The ailing elephant Bijlee, who won the hearts of Mumbaikars a fortnight ago after she was found abandoned on a city road, has died, a volunteer said here Sunday.
"She breathed her last around 6 a.m. today (Sunday). Along with several veterinarians and experts from different parts of India, we made all efforts to revive her, but she passed away," Ganesh Nayak of NGO Animals Matter To Me (AMTM) told IANS.
Bijlee's body will now be taken over by the forest department and Bombay Veterinary College vets for an autopsy, he said.
A complaint has been lodged with the police in Mulund, Nayak said.

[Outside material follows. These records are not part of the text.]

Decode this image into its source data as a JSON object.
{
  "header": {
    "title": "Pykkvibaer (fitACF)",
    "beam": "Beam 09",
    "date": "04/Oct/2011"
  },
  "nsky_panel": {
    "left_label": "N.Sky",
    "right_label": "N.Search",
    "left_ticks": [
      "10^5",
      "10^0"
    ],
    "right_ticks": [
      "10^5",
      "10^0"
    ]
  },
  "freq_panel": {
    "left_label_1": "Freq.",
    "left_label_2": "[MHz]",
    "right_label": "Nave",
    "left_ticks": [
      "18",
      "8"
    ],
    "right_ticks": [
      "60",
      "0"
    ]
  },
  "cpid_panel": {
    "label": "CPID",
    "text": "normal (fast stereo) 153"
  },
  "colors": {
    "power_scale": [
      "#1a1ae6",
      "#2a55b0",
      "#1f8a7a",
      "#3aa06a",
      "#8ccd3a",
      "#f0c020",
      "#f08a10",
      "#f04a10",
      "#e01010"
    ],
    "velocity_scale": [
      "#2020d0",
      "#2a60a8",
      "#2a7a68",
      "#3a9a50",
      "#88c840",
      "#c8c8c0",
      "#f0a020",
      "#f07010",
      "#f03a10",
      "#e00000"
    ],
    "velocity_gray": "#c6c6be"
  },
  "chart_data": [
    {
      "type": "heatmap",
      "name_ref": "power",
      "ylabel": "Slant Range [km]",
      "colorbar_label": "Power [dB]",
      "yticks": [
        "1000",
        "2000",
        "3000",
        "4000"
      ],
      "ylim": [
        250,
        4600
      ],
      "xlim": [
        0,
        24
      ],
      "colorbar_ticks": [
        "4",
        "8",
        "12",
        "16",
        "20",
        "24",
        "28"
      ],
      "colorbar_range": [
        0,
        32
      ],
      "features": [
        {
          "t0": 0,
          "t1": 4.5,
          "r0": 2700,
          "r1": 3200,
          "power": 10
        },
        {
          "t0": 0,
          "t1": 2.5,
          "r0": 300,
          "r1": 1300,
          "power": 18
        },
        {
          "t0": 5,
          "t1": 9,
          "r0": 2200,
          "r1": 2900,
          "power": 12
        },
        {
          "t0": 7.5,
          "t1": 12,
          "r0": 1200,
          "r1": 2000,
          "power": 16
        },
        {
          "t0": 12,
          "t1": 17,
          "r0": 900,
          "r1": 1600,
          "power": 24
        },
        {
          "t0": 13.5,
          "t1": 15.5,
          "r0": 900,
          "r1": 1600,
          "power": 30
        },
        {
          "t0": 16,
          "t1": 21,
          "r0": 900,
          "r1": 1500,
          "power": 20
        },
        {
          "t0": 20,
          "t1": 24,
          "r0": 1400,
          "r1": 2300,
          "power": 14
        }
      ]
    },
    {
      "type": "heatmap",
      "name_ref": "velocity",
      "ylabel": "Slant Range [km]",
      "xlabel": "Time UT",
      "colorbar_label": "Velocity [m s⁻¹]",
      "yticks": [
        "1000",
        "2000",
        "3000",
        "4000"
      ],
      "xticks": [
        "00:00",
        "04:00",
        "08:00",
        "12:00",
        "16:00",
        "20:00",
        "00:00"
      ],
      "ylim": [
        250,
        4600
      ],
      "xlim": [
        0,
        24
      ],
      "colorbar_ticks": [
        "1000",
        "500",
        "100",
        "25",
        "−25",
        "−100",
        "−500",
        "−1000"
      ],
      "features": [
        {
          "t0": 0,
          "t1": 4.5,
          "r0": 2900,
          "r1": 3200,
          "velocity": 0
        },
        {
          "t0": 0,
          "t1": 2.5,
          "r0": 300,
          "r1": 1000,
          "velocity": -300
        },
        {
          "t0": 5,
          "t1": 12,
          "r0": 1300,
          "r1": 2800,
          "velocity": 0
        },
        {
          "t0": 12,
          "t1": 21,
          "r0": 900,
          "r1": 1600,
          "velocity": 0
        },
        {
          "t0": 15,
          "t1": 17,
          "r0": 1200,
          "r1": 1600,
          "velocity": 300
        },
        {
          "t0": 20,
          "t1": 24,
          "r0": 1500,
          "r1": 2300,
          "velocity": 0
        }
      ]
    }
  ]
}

On June 11, Bijlee, 54, was found collapsed on the busy Mulund-Bhandup Link Road in eastern Mumbai, allegedly abandoned by her owners.

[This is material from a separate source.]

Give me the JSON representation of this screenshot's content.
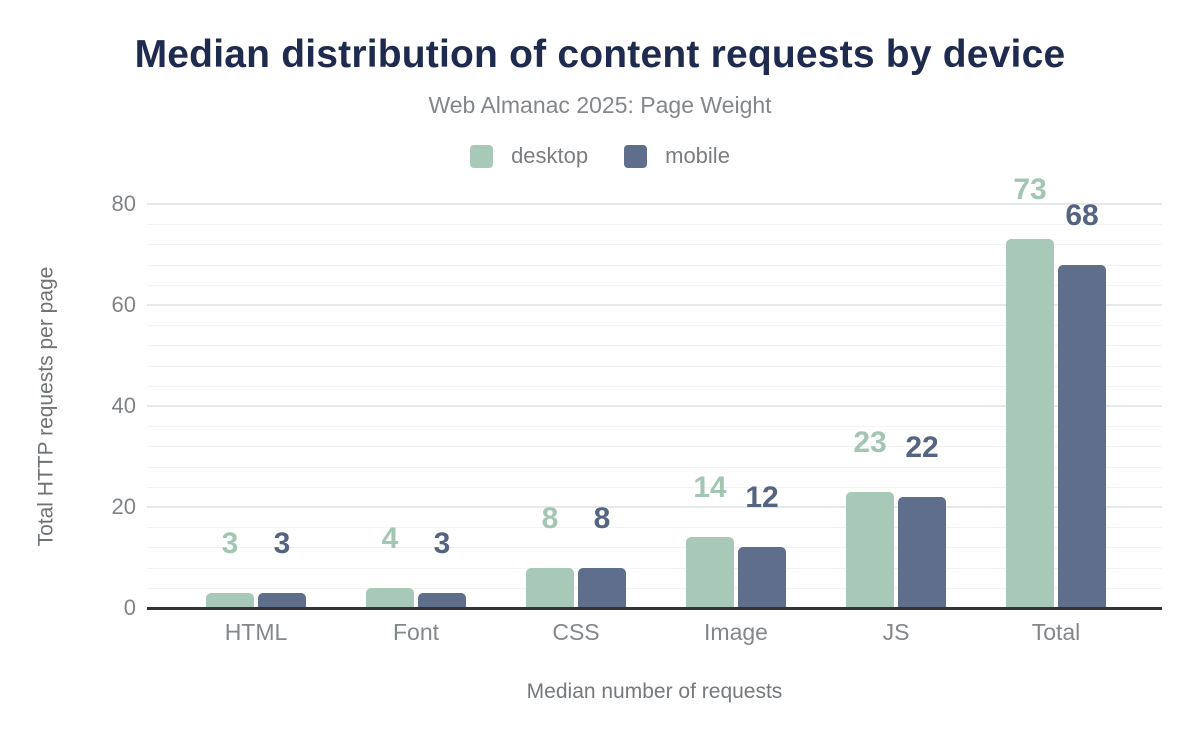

Nayak, along with NGO RAWW, and local volunteers Jagdish Shetty and Raju Iyer, had been taking care of Bijlee for the past 20 days.
For over a fortnight, Bijlee had been kept strapped on a crane as she could not stand or sit due to weak hind leg bones.
She was suffering from arthritis and could not walk due to a large maggot-infested wound on her hind leg.
The AMTM made arrangements to fly down vets and elephant specialists from Assam, Agra, Pune and other places to treat her.
Initially, Bijlee had responded well to the treatment, but a couple of days ago her condition suddenly deteriorated and she expired Sunday.
Moved by her plight, mega-star Amitabh Bachcan had appealed to public to help save Bijlee on social networking sites a fortnight ago.
Two other prominent organisations -- People for the Ethical Treatment of Animals (PETA) and Federation of Indian Animal Protection Organisations (FIAPO) -- separately urged the Maharashtra government to send Bijlee to a rescue centre, cancel her ownership papers and ban elephants from moving on Mumbai roads.
Bijlee had collapsed from overwork June 11. She was taken around to beg, and grace occasions like weddings and other important events. She was made to stand at the venue of such functions to salute guests.
She was forced to spend a long time standing and was hardly allowed rest, according to the volunteers who tended her.